Nansen saw the monks of the Eastern and Western halls fighting over a cat. He seized the cat and told the monks, "If any of you say a good word, you can save the cat." No one answered. So Nansen cut the cat in two. That evening Joshu returned, and Nansen related the incident. Joshu removed his sandals and, placing them on his head, walked out. Nansen said, "If you had been there, you could have saved the cat."

The koan is hard to accept. "Do not kill any being" is the first precept of Buddha's teaching; reverence for life is the first principle of Buddhism. Further a long tradition dictates that on any temple premise no one is killed, not even a mouse. If enemy soldiers or convicts flee to a temple, their lives are protected by sanctuary. But Nansen killed an innocent cat.

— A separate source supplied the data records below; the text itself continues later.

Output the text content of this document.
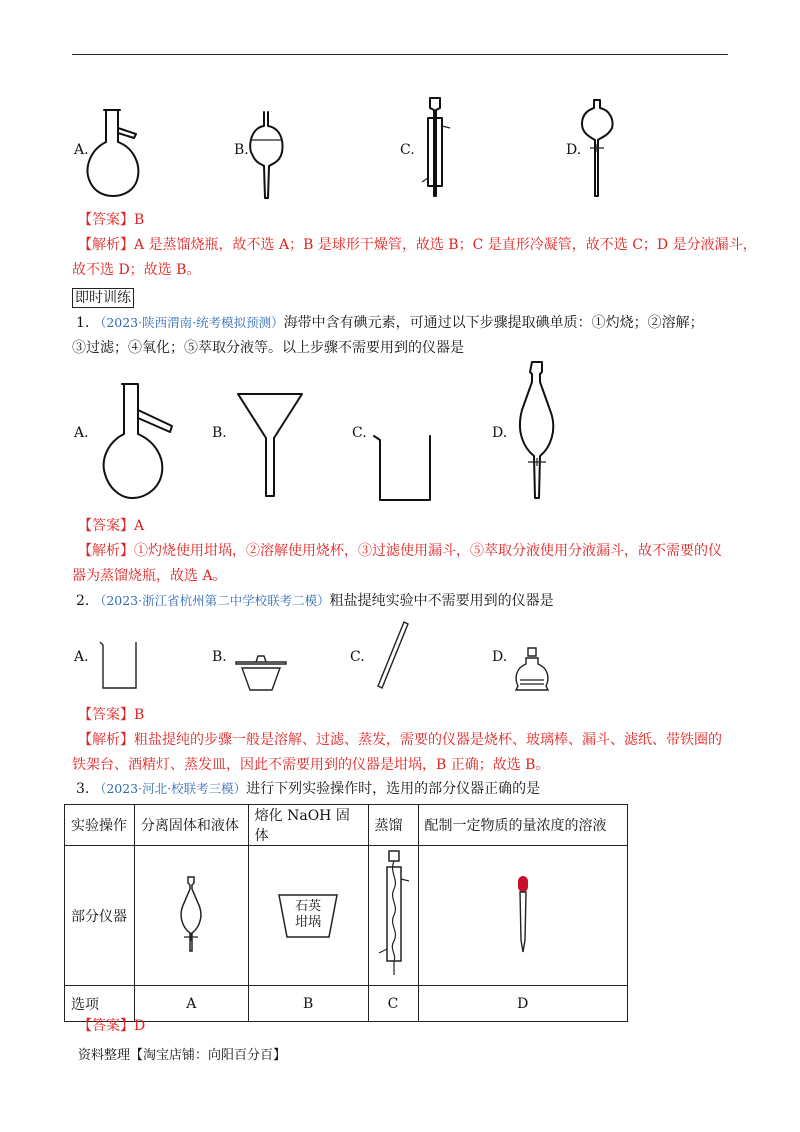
A.	B.	C.	D.
【答案】B
【解析】A 是蒸馏烧瓶，故不选 A；B 是球形干燥管，故选 B；C 是直形冷凝管，故不选 C；D 是分液漏斗，
故不选 D；故选 B。
即时训练
1. （2023·陕西渭南·统考模拟预测）海带中含有碘元素，可通过以下步骤提取碘单质：①灼烧；②溶解；
③过滤；④氧化；⑤萃取分液等。以上步骤不需要用到的仪器是
A.	B.	C.	D.
【答案】A
【解析】①灼烧使用坩埚，②溶解使用烧杯，③过滤使用漏斗，⑤萃取分液使用分液漏斗，故不需要的仪
器为蒸馏烧瓶，故选 A。
2. （2023·浙江省杭州第二中学校联考二模）粗盐提纯实验中不需要用到的仪器是
A.	B.	C.	D.
【答案】B
【解析】粗盐提纯的步骤一般是溶解、过滤、蒸发，需要的仪器是烧杯、玻璃棒、漏斗、滤纸、带铁圈的
铁架台、酒精灯、蒸发皿，因此不需要用到的仪器是坩埚，B 正确；故选 B。
3. （2023·河北·校联考三模）进行下列实验操作时，选用的部分仪器正确的是
实验操作	分离固体和液体	熔化 NaOH 固体	蒸馏	配制一定物质的量浓度的溶液
部分仪器		石英
坩埚

选项	A	B	C	D
【答案】D
资料整理【淘宝店铺：向阳百分百】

In Zen, enlightenment is of prime importance. Even at the price of life, a truth-seeker looks for the Way. The Way of Zen is a matter of life and death. If one finds the Way and dies - even that same evening - still his life is fulfilled.

If any of the monks had said an enlightened word or had done an enlightened deed, the cat's life would have been spared. But no one said anything, and Master Nansen did not compromise. When Joshu heard of the incident, he took off his shoes and put them on his head. How upside down! But if Joshu had been at the scene, he might have taken the knife from Nansen and demanded the Master's life. Cutting the cat! Such a thing cannot be tolerated. In the face of the truth of life there is no argument, no reason, only action.

The modern pragmatic mind and utilitarian philosophers do not understand Zen. Why do birds sing? Why do flowers bloom? They are life itself. Unless life is understood, this koan never will be.